Le Observatoire de Genre d'Alas Tensas (OGAT) a confirmé ce dimanche deux nouveaux féminicides à Cuba, portant à 46 le nombre total de cas enregistrés depuis le début de l'année.
Selon ce qu'a rapporté l'organisation sur ses réseaux sociaux, les victimes sont Adis Glennis Rodríguez Mulet, âgée de 34 ans et enceinte de sept mois ; et Ana Luisa Baños González (46 ans), connue sous le nom de « La China », toutes deux assassinées apparemment par leurs partenaires respectifs.
«Nous déplorons deux nouveaux féminicides à Cuba, où de nombreux cas continuent d'être signalés malgré l'extrême déconnexion et les coupures de courant, qui révèlent que beaucoup d'autres morts restent dans le silence des jours sans électricité», a indiqué OGAT en annonçant les cas.
Adis Glennis : Elle a porté plainte, a cherché refuge et a été localisée par son agresseur
Adis Glennis Rodríguez Mulet -connue sous le nom de « Adita »- est décédée le 29 juillet à Bayamo, province de Granma, en raison des coups que son partenaire lui aurait infligés.
La victime avait précédemment signalé les agressions et demandé protection auprès des autorités, mais ses plaintes n'avaient pas été traitées de manière adéquate.
Elle s'était réfugiée dans la maison familiale pour échapper aux violences, mais son agresseur l'a retrouvée là.
Elle a souffert d'une contusion abdominopelvique avec déchirure de l'hile de la rate et hémopéritoine d'environ deux litres de sang. Elle a été soumise à une laparotomie exploratrice en urgence et est décédée d'une défaillance multiviscérale.
La bébé que j'attendais n'a pas survécu non plus. Adis laisse un enfant mineur.
OGAT a été catégorique : « Ce cas démontre, une fois de plus, les graves lacunes dans la protection des femmes victimes de violence machiste. Adis avait quitté un environnement de violence et se trouvait réfugiée auprès de sa famille lorsqu'elle a été retrouvée par son agresseur. Son féminicide et la mort de la fille qu'elle portait étaient évitables ».
Cet crime est le deuxième féminicide d'une femme enceinte documenté à Cuba en moins de trois semaines. Le premier fut celui de Yeni María Peñas Leyva, âgée de 23 ans, assassinée le 13 juillet à Las Tunas, présumément par son ex-partenaire.
Ana Luisa Baños González : Assassiné le 14 juillet à Pinar del Río
L'observatoire a également enregistré le féminicide d'Ana Luisa Baños González, survenu le 14 juillet au Paso Real de San Diego, dans la municipalité de Los Palacios, à Pinar del Río.
Elle était mère de trois enfants adultes et a été assassinée présumément par son partenaire.

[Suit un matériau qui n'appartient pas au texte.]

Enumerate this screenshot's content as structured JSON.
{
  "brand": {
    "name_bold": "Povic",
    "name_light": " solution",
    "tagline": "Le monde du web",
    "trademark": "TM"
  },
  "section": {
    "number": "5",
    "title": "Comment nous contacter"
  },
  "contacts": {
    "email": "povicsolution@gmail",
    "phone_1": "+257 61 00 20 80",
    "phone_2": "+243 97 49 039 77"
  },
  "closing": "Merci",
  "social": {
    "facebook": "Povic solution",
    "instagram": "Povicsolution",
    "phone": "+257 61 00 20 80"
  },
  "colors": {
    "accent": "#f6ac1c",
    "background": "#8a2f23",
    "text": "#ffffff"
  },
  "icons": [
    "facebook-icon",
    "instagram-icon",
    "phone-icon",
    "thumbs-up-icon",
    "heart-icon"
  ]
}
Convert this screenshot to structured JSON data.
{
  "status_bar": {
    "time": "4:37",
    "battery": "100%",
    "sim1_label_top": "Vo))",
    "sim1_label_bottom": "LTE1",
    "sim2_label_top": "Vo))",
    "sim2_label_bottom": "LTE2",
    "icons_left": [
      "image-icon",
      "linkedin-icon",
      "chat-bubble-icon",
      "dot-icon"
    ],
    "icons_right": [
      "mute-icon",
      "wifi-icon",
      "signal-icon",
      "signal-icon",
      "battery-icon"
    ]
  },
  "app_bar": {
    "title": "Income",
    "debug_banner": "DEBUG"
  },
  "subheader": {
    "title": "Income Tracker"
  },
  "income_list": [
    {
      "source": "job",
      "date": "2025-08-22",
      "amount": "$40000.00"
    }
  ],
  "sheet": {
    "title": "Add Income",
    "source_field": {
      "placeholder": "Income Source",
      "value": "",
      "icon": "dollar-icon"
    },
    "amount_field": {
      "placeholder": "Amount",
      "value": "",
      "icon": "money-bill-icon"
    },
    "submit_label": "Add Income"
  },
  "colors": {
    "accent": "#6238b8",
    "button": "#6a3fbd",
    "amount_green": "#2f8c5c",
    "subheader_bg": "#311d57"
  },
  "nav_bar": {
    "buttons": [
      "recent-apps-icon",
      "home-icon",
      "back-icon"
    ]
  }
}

Précédemment, OGAT avait demandé sur les réseaux un soutien citoyen pour compléter les données de l'enregistrement de ce cas, car elles ne sont pas publiques.
«Ces décès évitables mettent clairement en évidence l'urgence de refuges à Cuba, pour la protection des femmes, de leurs enfants, des familles et de la communauté elle-même. Face à un féminicide, des structures spécialisées dans la protection sont nécessaires», conclut l'observatoire, qui a clôturé sa publication par un appel urgent : «On nous tue !».
Sans refuges, sans loi, sans protection
Les deux crimes se produisent dans un contexte d'escalade alarmante. Jusqu'au 1er août, OGAT dénombre 46 féminicides, 19 tentatives et deux meurtres d'hommes par violence féminicide à Cuba durant 2026.
Le nombre de victimes mortelles représente une augmentation d'environ 112 % par rapport à la même période de 2025.
Depuis le début de son suivi en 2019, l'observatoire a documenté 359 féminicides sur l'île.
Le modèle est cohérent : 83,3 % des cas sont perpétrés par des partenaires ou d’anciens partenaires ; 64,6 % avec des armes blanches et 62,5 % se déroulent dans le propre domicile de la victime.
Cuba manque d'une loi globale contre la violence de genre. Le Code pénal en vigueur depuis 2022 ne qualifie pas le féminicide comme un délit autonome et l'Assemblée nationale a rejeté un amendement visant à l'inclure en tant que infraction pénale indépendante. La réglementation spécifique n'apparaît pas dans le calendrier législatif avant 2028.
Le pays ne dispose pas non plus de refuges spécialisés pour les femmes en danger.
Après la fermeture de l'Observatoire Yo Sí Te Creo à Cuba en avril en raison du manque de ressources, OGAT est le seul observatoire indépendant actif qui réalise ce suivi sur l'île.